# Defining the cospecialization in topology

Below is an excerpt from part V of Deligne's Étale cohomology - starting points.

Let $$X$$ be a complex analytic variety and $$f:X\to D$$ a morphism from $$X$$ to the disk. We denote by $$[0,t]$$ the closed line segment with endpoints $$0$$ and $$t$$ in $$D$$ and by $$(0,t]$$ the semi-open segment. If $$f$$ is smooth, then the inclusion $$j:f^{-1}(0,t]\hookrightarrow f^{-1}[0,t]$$ is a homotopy equivalence: we can push the special fiber $$f^{-1}(0)$$ into $$f^{-1}[0,t]$$. [I think this should be $$f^{-1}(0,t]$$.]
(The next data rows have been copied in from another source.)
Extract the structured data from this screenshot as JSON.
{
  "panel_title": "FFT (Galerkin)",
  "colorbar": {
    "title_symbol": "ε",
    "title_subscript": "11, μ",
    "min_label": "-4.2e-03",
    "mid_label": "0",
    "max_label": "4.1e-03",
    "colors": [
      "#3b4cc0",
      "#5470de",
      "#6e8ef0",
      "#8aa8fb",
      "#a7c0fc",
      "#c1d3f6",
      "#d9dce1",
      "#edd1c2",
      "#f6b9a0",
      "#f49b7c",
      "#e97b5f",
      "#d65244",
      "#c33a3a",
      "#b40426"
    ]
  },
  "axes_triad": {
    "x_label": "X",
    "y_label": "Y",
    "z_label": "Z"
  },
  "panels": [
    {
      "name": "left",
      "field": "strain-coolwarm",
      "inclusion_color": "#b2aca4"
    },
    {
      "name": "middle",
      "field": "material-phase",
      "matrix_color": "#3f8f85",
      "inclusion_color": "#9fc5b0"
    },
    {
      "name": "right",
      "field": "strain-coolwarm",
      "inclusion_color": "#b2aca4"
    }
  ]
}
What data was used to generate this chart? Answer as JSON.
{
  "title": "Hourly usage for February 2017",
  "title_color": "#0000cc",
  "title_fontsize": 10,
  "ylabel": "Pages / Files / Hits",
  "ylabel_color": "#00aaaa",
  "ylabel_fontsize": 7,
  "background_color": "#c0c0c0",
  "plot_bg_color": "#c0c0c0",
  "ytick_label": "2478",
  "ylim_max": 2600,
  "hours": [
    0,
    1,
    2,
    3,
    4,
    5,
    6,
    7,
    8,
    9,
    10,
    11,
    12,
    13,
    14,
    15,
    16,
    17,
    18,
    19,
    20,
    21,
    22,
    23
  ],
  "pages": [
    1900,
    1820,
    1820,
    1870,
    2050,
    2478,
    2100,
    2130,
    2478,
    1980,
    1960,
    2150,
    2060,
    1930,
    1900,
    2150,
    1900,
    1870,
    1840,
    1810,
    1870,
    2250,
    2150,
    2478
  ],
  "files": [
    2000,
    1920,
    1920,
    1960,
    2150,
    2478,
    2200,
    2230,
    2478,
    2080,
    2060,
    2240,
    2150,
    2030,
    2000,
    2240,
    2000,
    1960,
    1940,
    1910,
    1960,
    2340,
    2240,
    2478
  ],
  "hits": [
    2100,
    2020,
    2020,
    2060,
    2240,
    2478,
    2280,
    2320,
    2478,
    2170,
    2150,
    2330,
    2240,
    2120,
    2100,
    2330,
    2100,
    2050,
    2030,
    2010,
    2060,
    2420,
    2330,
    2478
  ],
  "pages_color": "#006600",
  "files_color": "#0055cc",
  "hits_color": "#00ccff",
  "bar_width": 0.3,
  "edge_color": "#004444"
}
In practice, for $$t$$ small enough, $$f^{-1}(0,t]$$ will be a fiber bundle on $$(0,t]$$ so that the inclusion $$f^{-1}(t)\hookrightarrow f^{-1}(0,t]$$ will also be a homotopy equivalence. We then define the cospecialization morphism to be the homotopy class of maps $$\mathrm{cosp}:f^{-1}(0)\hookrightarrow f^{-1}[0,t]\overset{\simeq}{\leftarrow}f^{-1}(0,t]\overset{\simeq}{\hookleftarrow}f^{-1}(t).$$ This construction can be expressed in pictorial terms by saying that for a smooth morphism, the general fiber swallows the special fiber.
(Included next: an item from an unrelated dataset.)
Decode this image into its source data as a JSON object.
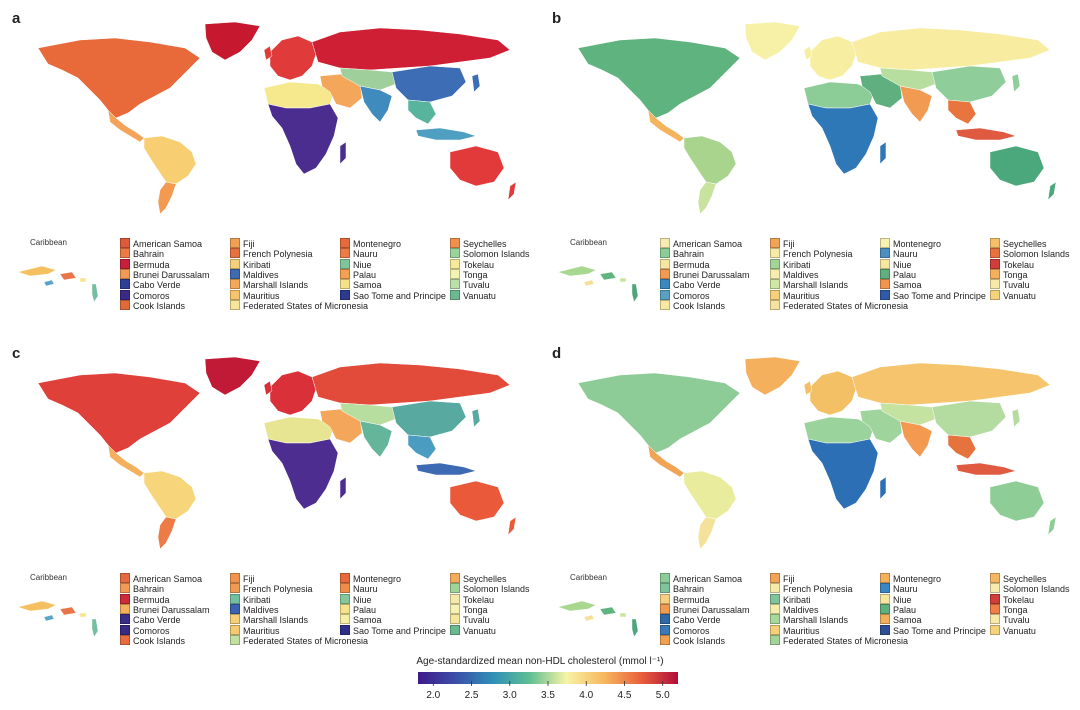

Let us assume no longer that $$f$$ is necessarily smooth (but assume that $$f^{-1}(0,t]$$ is a fiber bundle over $$(0,t]$$. We can still define a morphism $$\mathrm{cosp}^\bullet$$ on cohomology provided $$j_\ast\mathbf Z=\mathbf Z$$ and $$\mathrm R^qj_\ast \mathbf Z=0$$ for $$q>0$$. Under these assumptions, the Leray spectral sequence for $$j$$ shows that we have $$\mathrm H^\bullet(f^{-1}[0,t],\mathbf Z)\overset{\cong}{\to}\mathrm H^\bullet(f^{-1}(0,t],\mathbf Z)$$ and $$\mathrm{cosp}^\bullet$$ is the composite morphism $$\mathrm H^\bullet(f^{-1}(0),\mathbf Z)\leftarrow \mathrm H^\bullet(f^{-1}[0,t],\mathbf Z)\overset{\cong}{\to}\mathrm H^\bullet(f^{-1}(0,t],\mathbf Z)\overset{\cong}{\to}\mathrm H^\bullet(f^{-1}(t),\mathbf Z).$$

Questions.

1. How to use smoothness of $$f$$ to get a deformation retraction of $$j$$ (the inclusion)? If I understand correctly, smoothness implies the underlying $$C^\infty$$ map is a submersion and therefore admits an Ehresmann connection. This allows to use parallel transport to obtain a horizontal flow but without properness it may not be defined on entire fibers, so but I don't see how to get a deformation retraction...
2. What's a "canonical" example of a non-smooth $$f:X\to D$$ which is well behaved (say, a fiber bundle over the punctured disk) but with the inclusion $$j$$ not a homotopy equivalence?
3. What is the geometric interpretation of the conditions in the definition of the cohomological cospecialization map? What is an example where they fail?